Restaurants and cafes throughout England will soon be barred from using some of the most common single-use plastics — a ban green groups called necessary, insufficient, and long overdue.
The long-anticipated regulation, announced Saturday, makes it illegal for those establishments to sell or distribute certain kinds of polystyrene cups and food packaging, as well as plastic plates, trays, bowls, and cutlery designed to be used once and thrown away. It takes effect in October.

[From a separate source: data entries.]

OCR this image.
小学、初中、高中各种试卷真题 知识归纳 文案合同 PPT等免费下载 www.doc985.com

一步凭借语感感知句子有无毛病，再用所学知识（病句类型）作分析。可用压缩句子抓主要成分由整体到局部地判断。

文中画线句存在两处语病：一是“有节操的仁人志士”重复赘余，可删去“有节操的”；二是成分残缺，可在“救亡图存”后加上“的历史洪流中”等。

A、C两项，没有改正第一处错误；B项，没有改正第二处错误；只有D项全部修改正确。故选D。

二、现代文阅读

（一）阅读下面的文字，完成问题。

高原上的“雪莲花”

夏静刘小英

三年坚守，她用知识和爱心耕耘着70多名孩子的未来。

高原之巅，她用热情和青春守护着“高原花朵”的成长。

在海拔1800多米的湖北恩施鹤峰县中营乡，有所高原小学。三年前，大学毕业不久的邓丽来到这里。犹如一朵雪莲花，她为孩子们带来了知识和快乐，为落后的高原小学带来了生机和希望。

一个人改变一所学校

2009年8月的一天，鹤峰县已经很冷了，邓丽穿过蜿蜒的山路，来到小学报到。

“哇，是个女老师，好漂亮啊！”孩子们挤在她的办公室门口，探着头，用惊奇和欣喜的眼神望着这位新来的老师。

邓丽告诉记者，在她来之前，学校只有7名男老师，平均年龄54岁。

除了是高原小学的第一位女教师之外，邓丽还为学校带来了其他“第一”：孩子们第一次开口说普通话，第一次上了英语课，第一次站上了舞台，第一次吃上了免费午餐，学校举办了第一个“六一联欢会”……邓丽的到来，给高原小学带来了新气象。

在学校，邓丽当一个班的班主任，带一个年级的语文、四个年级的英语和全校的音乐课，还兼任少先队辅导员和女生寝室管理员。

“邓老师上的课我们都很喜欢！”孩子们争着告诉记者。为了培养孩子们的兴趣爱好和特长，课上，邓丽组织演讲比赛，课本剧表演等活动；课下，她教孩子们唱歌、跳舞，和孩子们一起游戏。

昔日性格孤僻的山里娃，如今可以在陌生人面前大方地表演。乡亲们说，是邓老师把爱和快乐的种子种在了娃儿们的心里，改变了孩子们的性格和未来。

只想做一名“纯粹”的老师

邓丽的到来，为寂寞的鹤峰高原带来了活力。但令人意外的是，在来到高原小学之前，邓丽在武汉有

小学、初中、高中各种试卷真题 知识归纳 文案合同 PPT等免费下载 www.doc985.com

The new policy is “a really positive step in the right direction … but we’re coming to the party late,” said Steve Hynd, media and policy manager for the British environmental organization City to Sea. The 27 members of the European Union have been subject to a bloc-wide directive since July 2021 banning the items included in England’s new policy, and several have proposed additional legislation to curb plastic waste.
England uses more than 5 billion single-use plates and cutlery items each year, according to the Department for Environment, Food, and Rural Affairs. Most are made of plastic and end up incinerated, in landfills, or tossed aside as litter that leaches hazardous chemicals or breaks down into microplastics that contaminate the food chain. Because they are made primarily from fossil fuels, their production releases planet-warming greenhouse gases and disproportionately exposes marginalized communities to pollution.
Hynd said more systemic action is needed to substantiate England’s pledge to eliminate “unavoidable” plastic waste by 2043. He called for a legally binding target to halve single-use plastic production by 2025 and for the expansion of systems that encourage reusable alternatives.
Such policies should be seen as an opportunity to create a cleaner United Kingdom, Hynd said. He pictures a future in which it’s possible to walk through a park without seeing plastic littering the landscape or to sit on a beach without watching it wash ashore. Plastic bans, he said, are only part of a “much bigger journey to achieving that vision.”